Wednesday, December 21, 2011

Fig and Rosemary Bread

Our friend Ans came for a holiday to Thailand. She asked us what she could bring from the Netherlands. I knew immediately what I liked, because we’ve been looking for figs for a long time. Ans brought 4 bags of Organic Turkish Figs, thanks Ans!
During the visit I had no time bake. We took Ans and her friend Antoinette, for a tour in our neighborhood. We visited some Little Sisters, from our project, a local market where we and the people from the hill tribes do our weekly shopping’s, we did a trekking trough the local hills and mountains and visited hill tribes villages. In between we enjoyed the baked breads from the refrigerator and especially the Stollen I baked for Christmas. 

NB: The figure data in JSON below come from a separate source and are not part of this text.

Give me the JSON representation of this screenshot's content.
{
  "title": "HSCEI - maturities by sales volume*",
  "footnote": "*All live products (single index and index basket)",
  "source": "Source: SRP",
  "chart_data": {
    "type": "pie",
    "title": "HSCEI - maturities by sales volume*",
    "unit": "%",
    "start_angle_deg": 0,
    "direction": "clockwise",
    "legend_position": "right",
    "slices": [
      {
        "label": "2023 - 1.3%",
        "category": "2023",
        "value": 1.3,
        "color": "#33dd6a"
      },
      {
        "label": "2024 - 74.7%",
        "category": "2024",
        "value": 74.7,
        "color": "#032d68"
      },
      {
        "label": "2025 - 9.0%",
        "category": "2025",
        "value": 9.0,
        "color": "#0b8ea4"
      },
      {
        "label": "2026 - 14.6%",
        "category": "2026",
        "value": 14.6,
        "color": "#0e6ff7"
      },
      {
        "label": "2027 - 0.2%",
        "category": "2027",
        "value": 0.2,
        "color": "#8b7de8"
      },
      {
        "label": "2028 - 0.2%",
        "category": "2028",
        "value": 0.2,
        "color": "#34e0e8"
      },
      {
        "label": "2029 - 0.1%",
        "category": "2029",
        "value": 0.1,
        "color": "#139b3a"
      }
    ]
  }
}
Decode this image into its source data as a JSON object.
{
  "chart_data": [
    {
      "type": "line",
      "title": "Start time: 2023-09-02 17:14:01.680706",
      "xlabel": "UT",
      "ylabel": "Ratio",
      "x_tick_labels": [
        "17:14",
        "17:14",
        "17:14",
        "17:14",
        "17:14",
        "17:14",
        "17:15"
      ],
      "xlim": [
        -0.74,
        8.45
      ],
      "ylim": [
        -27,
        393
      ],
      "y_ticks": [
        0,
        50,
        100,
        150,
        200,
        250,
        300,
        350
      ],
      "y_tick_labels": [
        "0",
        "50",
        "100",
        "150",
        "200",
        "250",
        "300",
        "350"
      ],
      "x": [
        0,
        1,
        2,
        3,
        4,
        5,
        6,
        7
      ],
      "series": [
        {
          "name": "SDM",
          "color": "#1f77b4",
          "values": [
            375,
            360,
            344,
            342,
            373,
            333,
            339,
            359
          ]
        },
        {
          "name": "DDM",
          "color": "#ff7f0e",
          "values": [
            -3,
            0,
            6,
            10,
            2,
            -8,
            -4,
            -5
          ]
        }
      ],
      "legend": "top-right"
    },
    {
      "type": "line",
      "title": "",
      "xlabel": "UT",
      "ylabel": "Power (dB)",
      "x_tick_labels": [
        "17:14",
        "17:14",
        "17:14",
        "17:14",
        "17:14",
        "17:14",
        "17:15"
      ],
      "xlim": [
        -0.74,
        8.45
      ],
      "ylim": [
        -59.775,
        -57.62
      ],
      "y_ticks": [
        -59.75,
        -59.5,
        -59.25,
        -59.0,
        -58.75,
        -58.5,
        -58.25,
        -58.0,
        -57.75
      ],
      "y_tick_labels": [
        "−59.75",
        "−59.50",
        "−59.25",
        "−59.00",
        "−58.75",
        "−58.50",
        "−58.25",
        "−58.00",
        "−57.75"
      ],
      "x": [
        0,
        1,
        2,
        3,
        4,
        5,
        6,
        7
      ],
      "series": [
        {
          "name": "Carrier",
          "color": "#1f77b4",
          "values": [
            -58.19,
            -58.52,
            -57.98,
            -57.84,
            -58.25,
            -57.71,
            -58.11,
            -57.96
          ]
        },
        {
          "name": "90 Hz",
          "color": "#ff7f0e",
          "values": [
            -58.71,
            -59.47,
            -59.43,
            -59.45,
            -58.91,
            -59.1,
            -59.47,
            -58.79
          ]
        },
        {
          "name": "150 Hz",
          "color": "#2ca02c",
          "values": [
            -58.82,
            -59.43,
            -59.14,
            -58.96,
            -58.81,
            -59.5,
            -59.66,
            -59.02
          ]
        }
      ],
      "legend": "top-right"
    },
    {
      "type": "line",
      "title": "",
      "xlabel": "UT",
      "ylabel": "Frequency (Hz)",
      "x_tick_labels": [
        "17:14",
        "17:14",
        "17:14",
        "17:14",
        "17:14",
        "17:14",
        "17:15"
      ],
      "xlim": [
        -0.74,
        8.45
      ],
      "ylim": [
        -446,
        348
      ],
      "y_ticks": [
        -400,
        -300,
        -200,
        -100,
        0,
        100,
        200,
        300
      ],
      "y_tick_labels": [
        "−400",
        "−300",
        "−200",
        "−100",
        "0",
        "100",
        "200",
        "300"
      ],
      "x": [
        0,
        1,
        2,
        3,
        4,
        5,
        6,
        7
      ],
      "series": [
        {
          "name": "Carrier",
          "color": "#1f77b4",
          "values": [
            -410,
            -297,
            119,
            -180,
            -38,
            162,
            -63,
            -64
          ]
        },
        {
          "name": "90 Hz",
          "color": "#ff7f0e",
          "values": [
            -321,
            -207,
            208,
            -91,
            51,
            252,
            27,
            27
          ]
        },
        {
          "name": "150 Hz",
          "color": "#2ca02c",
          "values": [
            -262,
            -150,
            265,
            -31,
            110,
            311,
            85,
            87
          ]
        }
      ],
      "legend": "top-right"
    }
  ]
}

After a week our friends moved on and today it’s Fig-time. I’m inspired by Hamelman’s hazelnut and fig bread from his book ‘Bread’. In stead of hazelnuts and figs I use rosemary and figs. I cut each fig in four parts, they look so juicy. In our garden we have a rosemary plant, lucky us. It’s hard to find a rosemary plant here. I’m making cuttings to give to our friends, they all want a piece of our delicious smelling plant.
In the original recipe very strong Canadian whole meal flour is used. Since I only have all purpose flour, I used this in stead. I added some whole wheat bran and rye. 

This is what I used:
400 grams all purpose flour
75 grams whole wheat bran
25 grams rye
370 grams warm water
10 grams sea salt
3/4 teaspoon dried yeast

100 grams of chopped figs
1 tablespoon fresh chopped rosemary

This is what I did:
Mix all ingredients, except figs and rosemary, on low speed until combined, about 2 minutes. Add the figs and rosemary. Continue mixing on low or medium speed until the dough reaches a medium level of gluten development. When you do the window pane test you still see some thicker pieces of dough.

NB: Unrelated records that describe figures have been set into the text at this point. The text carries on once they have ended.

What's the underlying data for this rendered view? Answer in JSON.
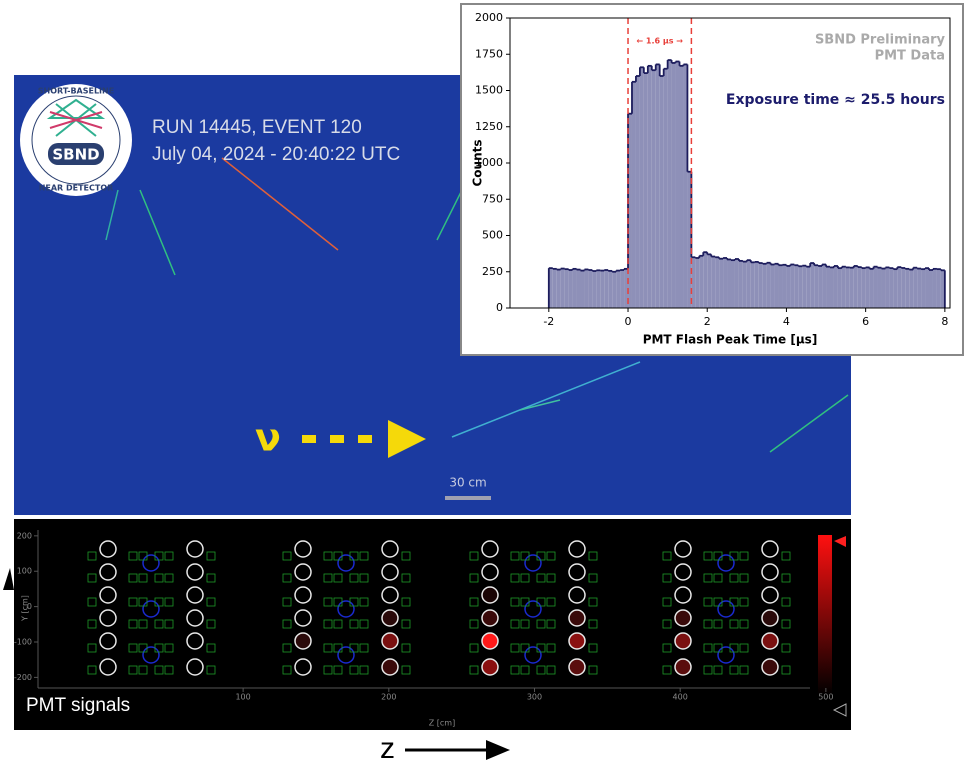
{
  "event": {
    "run": "RUN 14445, EVENT 120",
    "date": "July 04, 2024 - 20:40:22 UTC",
    "scale": "30 cm",
    "neutrino": "ν",
    "logo": {
      "name": "SBND",
      "top": "SHORT-BASELINE",
      "bottom": "NEAR DETECTOR"
    }
  },
  "pmt_panel": {
    "label": "PMT signals",
    "xlabel": "Z [cm]",
    "ylabel": "Y [cm]",
    "xlim": [
      -40.8,
      520
    ],
    "xticks": [
      100,
      200,
      300,
      400,
      500
    ],
    "ylim": [
      -230,
      225
    ],
    "yticks": [
      200,
      100,
      0,
      -100,
      -200
    ]
  },
  "axis_label": "z",
  "chart_data": {
    "type": "histogram",
    "xlabel": "PMT Flash Peak Time [μs]",
    "ylabel": "Counts",
    "annotation": "SBND Preliminary",
    "annotation2": "PMT Data",
    "exposure": "Exposure time ≈ 25.5 hours",
    "window_label": "← 1.6 μs →",
    "vlines": [
      0,
      1.6
    ],
    "color": "#8e90b8",
    "edge_color": "#1c1c5c",
    "vline_color": "#e8403a",
    "xlim": [
      -2.98,
      8.13
    ],
    "xticks": [
      -2,
      0,
      2,
      4,
      6,
      8
    ],
    "ylim": [
      0,
      2000
    ],
    "yticks": [
      0,
      250,
      500,
      750,
      1000,
      1250,
      1500,
      1750,
      2000
    ],
    "bins": [
      -2,
      -1.9,
      -1.8,
      -1.7,
      -1.6,
      -1.5,
      -1.4,
      -1.3,
      -1.2,
      -1.1,
      -1,
      -0.9,
      -0.8,
      -0.7,
      -0.6,
      -0.5,
      -0.4,
      -0.3,
      -0.2,
      -0.1,
      0,
      0.1,
      0.2,
      0.3,
      0.4,
      0.5,
      0.6,
      0.7,
      0.8,
      0.9,
      1,
      1.1,
      1.2,
      1.3,
      1.4,
      1.5,
      1.6,
      1.7,
      1.8,
      1.9,
      2,
      2.1,
      2.2,
      2.3,
      2.4,
      2.5,
      2.6,
      2.7,
      2.8,
      2.9,
      3,
      3.1,
      3.2,
      3.3,
      3.4,
      3.5,
      3.6,
      3.7,
      3.8,
      3.9,
      4,
      4.1,
      4.2,
      4.3,
      4.4,
      4.5,
      4.6,
      4.7,
      4.8,
      4.9,
      5,
      5.1,
      5.2,
      5.3,
      5.4,
      5.5,
      5.6,
      5.7,
      5.8,
      5.9,
      6,
      6.1,
      6.2,
      6.3,
      6.4,
      6.5,
      6.6,
      6.7,
      6.8,
      6.9,
      7,
      7.1,
      7.2,
      7.3,
      7.4,
      7.5,
      7.6,
      7.7,
      7.8,
      7.9,
      8
    ],
    "values": [
      275,
      270,
      265,
      272,
      268,
      262,
      270,
      265,
      258,
      266,
      262,
      255,
      260,
      258,
      262,
      256,
      250,
      258,
      262,
      270,
      1340,
      1560,
      1600,
      1660,
      1620,
      1670,
      1640,
      1680,
      1600,
      1650,
      1710,
      1690,
      1700,
      1670,
      1680,
      940,
      350,
      345,
      360,
      385,
      370,
      355,
      350,
      340,
      345,
      335,
      330,
      338,
      325,
      320,
      330,
      315,
      318,
      310,
      305,
      312,
      300,
      305,
      295,
      298,
      290,
      300,
      295,
      288,
      292,
      285,
      310,
      295,
      290,
      300,
      285,
      280,
      290,
      275,
      285,
      280,
      278,
      290,
      282,
      275,
      280,
      270,
      285,
      278,
      272,
      280,
      275,
      268,
      282,
      276,
      270,
      265,
      278,
      272,
      268,
      275,
      262,
      270,
      268,
      260
    ]
  }
}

Transfer the dough to a slightly oiled bowl. Cover and let ferment for 2.5 hours.
Pre shape into a ball, cover and let it rest for 25 minutes. I shaped the ball into a batard  and placed seam-side-up in flour covered banneton. 
Place the banneton into a plastic bag and proof at room temperature for 1 hour. Check with your finger if the dough is proofed enough. When your finger indent springs back very slowly, it’s done. When it springs back quickly, the dough needs more time. 

I placed the banneton in a plastic bag in the refrigerator for the night (8 – 12 hours). You could bake it the same day. If you bake it the next day, take it out of the refrigerator 1 hour before baking it. The temperature in our house asked for a longer time to proof and warm up.

Preheat the oven, with baking stone and your steam apparatus, to 230˚C.

I scored the loaf with 3 cuts. Place the loaf on the baking stone. Bake for 15 minutes with steam and another 30 minutes without. When the loaf has a nice brown color, turn off the oven but leave the loaf with the door ajar for another 10 minutes.

Let cool on a wire rack and enjoy this bread. The taste of figs is great!
Deng Deng protecting the rosemary plant
I found this at Joanna’s blog Zeb Bakes 
I send this to Susan’s YeastSpotting and Cathy of Bake Your Own Bread 

1 comment:

  1. I tried posting this before but it doesn't seem to have worked.

    Figs are available at Rimping Markets and Bakersmart in Chiang Mai. Not as cheap as having someone bring them to you but they are available.

    Rosemary plants are readily available in various flower markets and agricultural shows.